In den nächsten Tagen erscheint mit Away eine neue EP, Live-Termine in deiner Nähe: 8.10. Kantine am Berghain, Berlin, 9.10. Uebel und Gefährlich, Hamburg

 
Xolo Island
Mads Damsgaards kleiner Bruder Jens ist die singende Hälfte des Duos Xolo Island. Den regulären Auftritt der beiden Soft-Popper habe ich nicht gesehen, beim Brunch ihres Managements Heartbeat Music (Go Go Berlin, Lydmor u.a.) gab es jedoch ein Akustikset zu hören, das von Jens Damsgaards schöner Stimme getragen wurde. Liegt’s in der Familie oder ist es nur Zufall? Xolo Island stehen vorsichtshalber ab sofort unter Beobachtung.

 
Who Killed Bambi + Soffie Viemose @SPOT Festival 2015Who Killed Bambi+
Neu muss gar nicht immer laut sein und knallen. Das Konzept Who Killed Bambi+ brachte beim SPOT Festival die Streicher-Gruppe Who Killed Bambi mit Vokalisten zusammen und bot damit eine beruhigende und entspannende Auszeit vom Trubel der Jagd nach dem neuesten, heißesten Scheiß. Im weichen Sessel zurückgelehnt, ließ es sich einmal tief durchatmen und beobachten, wie die Stimmen und die Ausstrahlung der verschiedenen Solisten auf ihre von den Streichern arrangierten und gespielten Songs passten oder eben nicht.
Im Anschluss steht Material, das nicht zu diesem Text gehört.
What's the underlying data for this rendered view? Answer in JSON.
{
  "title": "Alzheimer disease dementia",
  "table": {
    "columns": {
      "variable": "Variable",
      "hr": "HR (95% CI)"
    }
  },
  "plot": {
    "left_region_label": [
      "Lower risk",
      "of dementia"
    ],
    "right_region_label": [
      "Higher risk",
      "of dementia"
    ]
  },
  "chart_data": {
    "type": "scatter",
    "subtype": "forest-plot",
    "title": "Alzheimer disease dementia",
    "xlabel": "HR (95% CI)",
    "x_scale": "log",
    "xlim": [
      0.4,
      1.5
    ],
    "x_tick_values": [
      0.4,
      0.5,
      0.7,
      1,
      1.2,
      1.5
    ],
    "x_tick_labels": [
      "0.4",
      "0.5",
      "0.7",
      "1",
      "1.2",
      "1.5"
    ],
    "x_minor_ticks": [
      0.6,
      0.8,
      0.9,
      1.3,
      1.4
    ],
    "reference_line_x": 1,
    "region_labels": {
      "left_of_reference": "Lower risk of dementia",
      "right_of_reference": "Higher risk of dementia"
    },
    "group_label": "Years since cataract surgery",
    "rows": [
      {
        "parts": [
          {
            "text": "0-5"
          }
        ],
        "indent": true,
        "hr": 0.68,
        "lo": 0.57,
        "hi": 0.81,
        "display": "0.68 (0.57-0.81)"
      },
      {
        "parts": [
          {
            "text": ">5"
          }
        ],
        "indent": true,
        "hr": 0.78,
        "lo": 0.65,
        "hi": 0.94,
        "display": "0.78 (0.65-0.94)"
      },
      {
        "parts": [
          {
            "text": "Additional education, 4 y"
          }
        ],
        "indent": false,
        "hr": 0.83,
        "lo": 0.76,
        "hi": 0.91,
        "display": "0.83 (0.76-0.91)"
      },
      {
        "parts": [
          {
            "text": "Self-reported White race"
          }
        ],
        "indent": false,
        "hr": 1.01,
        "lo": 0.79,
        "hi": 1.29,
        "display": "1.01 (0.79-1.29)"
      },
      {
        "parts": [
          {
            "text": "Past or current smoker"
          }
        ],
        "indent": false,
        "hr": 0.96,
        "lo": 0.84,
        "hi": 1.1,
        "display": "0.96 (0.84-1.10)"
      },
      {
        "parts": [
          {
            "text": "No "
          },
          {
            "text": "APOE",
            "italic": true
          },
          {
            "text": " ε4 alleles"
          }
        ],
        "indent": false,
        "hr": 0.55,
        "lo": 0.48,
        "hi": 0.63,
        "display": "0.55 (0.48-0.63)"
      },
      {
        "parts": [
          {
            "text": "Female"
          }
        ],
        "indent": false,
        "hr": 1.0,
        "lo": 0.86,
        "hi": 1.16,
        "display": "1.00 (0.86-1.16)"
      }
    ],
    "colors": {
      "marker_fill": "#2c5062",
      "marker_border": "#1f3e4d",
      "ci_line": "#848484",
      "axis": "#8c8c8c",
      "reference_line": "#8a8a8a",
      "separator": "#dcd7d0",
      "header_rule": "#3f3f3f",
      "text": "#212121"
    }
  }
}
Für Gänsehautmomente und Glücksgefühle sorgten Soffie Viemose (Nanome, Lowly) und Finne Kristensen (Chorus Grant, -> Cancer).

 
Arsenal & Lydmor @SPOT Festival 2015Dance! Dance! Dance! – Arsenal & Special Guest Lydmor
Videoinstallationen und Konzerte sind so eine Sache – ich erinnere mich leider an keine zu einer Live-Show dargebotene Leinwandkunst, die mich wirklich nachhaltig beeindruckt hat. Umso überraschender gelang es dem belgischen Elektrorock-Duo Arsenal, mich vielleicht endlich doch davon zu überzeugen, dass Film, Leinwand und Livemusik sehr wohl zusammengehen, wenn es gut gemacht ist. Etwa, wenn beindruckende Bilder, Licht und Schatten, eine etwas kitschige, englisch untertitelte Handlung, Film-Soundtrack und Live-Show so übergangslos ineinander fließen, dass Stillsitzen und Staunen sogar während eines so quirligen Festivals wie dem SPOT eine Option sind. Wer einmal die Gelegenheit hat, sich Dance! Dance! Dance! in der Live-Umsetzung anzusehen, sollte sich das nicht entgehen lassen.